Talvez pela posição de nosso corpo ou
mesmo pelo fato de apenas estarmos dormindo, sentimos dificuldade ou travamento
em executar certos movimentos e ações em nossos sonhos. Mas, algumas vezes,
fazemos coisas que jamais faríamos acordados, como voar, atravessar uma parede,
nos tornar um genial escultor ou executar um hábil malabarismo circense. Ou
pescar uma sereia ou cavalgar um Pégaso (ou, ao menos, um pangaré alado).
Porém, não raras vezes, tudo na vida
nos parece tão irreal como um sonho dentro de um sonho, dentro de um sonho,
dentro de um sonho... como um espelho frente a outro espelho... ou como as
bonecas matrioskas (russas), em série infinita.

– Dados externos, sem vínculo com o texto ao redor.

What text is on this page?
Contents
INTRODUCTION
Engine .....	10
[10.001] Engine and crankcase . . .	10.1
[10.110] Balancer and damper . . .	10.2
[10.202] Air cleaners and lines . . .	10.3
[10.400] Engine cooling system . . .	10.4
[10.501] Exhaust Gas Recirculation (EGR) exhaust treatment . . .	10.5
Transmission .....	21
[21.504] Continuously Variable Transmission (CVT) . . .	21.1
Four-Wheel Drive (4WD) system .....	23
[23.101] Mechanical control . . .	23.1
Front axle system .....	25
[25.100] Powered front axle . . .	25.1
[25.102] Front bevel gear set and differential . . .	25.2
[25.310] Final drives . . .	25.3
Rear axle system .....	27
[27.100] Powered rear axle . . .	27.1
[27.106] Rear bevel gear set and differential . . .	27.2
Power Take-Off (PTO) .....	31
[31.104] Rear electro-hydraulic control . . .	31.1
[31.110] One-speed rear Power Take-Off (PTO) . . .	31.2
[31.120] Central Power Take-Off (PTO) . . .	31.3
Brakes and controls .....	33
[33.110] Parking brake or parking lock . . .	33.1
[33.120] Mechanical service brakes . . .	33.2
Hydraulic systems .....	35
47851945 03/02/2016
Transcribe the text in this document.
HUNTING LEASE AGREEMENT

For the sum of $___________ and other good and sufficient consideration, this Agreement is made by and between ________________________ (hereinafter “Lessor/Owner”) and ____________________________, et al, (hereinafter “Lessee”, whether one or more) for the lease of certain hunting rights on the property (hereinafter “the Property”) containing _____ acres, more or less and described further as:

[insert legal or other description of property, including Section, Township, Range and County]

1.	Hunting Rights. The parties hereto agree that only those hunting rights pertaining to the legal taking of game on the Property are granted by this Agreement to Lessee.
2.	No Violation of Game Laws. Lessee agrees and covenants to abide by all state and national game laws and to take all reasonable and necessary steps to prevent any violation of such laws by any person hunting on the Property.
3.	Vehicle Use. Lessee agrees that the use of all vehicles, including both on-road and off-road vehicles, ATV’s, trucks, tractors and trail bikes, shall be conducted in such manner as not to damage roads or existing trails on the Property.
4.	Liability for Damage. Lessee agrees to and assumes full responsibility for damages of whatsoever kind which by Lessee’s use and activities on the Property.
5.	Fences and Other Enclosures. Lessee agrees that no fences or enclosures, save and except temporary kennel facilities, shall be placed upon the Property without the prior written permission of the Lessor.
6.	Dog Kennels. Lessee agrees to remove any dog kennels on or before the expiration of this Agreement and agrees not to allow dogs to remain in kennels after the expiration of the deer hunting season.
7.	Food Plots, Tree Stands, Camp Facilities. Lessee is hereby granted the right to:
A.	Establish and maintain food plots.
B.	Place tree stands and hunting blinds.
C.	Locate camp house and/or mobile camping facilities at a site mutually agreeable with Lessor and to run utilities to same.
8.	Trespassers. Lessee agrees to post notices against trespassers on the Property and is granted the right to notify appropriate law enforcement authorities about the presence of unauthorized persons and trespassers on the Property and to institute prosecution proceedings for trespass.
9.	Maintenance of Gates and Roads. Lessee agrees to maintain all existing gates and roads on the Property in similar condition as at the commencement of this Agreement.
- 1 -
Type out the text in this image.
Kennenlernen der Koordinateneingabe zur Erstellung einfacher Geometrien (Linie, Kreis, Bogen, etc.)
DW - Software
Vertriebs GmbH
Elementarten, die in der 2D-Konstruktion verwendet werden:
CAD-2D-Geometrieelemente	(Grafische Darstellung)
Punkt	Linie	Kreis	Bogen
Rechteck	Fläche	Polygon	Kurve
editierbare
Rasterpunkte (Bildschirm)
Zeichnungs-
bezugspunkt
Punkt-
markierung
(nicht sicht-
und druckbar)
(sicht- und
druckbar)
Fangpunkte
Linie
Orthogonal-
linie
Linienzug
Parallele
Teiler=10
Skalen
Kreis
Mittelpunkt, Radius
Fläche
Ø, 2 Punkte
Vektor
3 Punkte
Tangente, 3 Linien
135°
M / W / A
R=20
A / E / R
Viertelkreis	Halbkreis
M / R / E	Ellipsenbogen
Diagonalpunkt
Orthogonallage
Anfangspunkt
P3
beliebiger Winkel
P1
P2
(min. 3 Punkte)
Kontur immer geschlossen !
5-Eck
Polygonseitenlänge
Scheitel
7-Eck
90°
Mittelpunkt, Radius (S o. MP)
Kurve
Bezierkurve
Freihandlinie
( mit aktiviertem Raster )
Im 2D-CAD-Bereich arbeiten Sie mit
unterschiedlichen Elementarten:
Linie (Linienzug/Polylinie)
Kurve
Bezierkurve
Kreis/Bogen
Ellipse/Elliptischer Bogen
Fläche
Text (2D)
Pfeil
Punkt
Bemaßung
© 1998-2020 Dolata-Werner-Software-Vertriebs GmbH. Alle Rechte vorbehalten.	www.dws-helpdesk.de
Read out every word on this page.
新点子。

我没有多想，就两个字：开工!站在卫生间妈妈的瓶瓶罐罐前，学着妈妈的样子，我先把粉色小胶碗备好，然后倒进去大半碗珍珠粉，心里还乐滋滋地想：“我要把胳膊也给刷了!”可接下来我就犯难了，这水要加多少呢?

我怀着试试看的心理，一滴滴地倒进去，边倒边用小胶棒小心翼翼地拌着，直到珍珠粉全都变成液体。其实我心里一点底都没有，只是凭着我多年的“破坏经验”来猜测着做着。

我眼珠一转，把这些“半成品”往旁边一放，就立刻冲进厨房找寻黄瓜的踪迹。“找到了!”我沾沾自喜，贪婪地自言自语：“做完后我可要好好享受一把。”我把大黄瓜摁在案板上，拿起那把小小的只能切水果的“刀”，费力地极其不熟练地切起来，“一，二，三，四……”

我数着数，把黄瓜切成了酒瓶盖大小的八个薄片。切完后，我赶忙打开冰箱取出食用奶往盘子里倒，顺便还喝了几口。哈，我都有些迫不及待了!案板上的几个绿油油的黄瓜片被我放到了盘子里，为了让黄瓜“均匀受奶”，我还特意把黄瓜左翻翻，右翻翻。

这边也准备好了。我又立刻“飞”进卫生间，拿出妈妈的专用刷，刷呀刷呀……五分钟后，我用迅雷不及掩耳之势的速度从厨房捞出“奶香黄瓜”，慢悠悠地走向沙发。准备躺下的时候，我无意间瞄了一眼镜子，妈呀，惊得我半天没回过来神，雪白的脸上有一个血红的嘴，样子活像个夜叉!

Caro Elmar, boa noite, agora você tentou mergulhar numa área misteriosa da vida humana, o sonho, parece-me um segredo divino. Já tentei várias maneiras decifrá-los. Algumas doutrinas filosóficas afirmam que quando dormimos ficamos ligados no corpo com sono através de um “fio prata”, para que ao terminar o sono possamos voltar à vida normal. Geralmente, esquecemos o que sonhamos, talvez por bondade Divina. Já fiz algumas observações comigo, e deduzi que fatos, palavras, imagens se juntam, como se fosse um enredo, e forma um sonho bom, ou até mesmo, um sonho ruim (pesadelos).
ResponderExcluirEverardo
Parnaibano
De fato, caro Everardo, tanto o sono, como o sonho e o cérebro são territórios misteriosos.
ResponderExcluirTalvez nunca sejam desvendados completamente, ao menos neste estágio da vida, aqui na terra.
Abraço,
Elmar
Excelente texto, Dr. Elmar. Inda mais, acrescento outro viés, no aspecto popularesco dizem ironicamente: fulano de tal é um sonhador. Mas, afinal, sem a imaginação (no sentido metafísico), o que nos tornaríamos? E a capacidade criativa? Sabe-se que há milhares de anos ocorreu a revolução cognitiva pela capacidade de abstração, e foi pelo sonho (acordados ou não), também, que nos distinguimos dos outros animais. E, nisto, o sonho, com facetas reais ou não, divinas ou mundanas, é, indubitavelmente, um maravilhoso dom conquistado (muitas descobertas científicas e obras/textos advieram destes). Abraços.
ResponderExcluirE não esquecer que as maiores obras, físicas e intelectuais ou artísticas, como uma música, um poema ou um romance, começa o pensamento ou desejo inicial, vale dizer, como você sugeriu, "sonho acordado".
ResponderExcluirAliás, Fernando Pessoa, em versos, perguntou: "Sem a loucura / que é o homem / Mais que a besta sadia,/
Cadáver adiado que procria?"
Evidentemente, podemos entender a loucura dos versos, como sinônimo de sonho.
Gostei de seu comentário, mas fiquei sem saber o seu nome.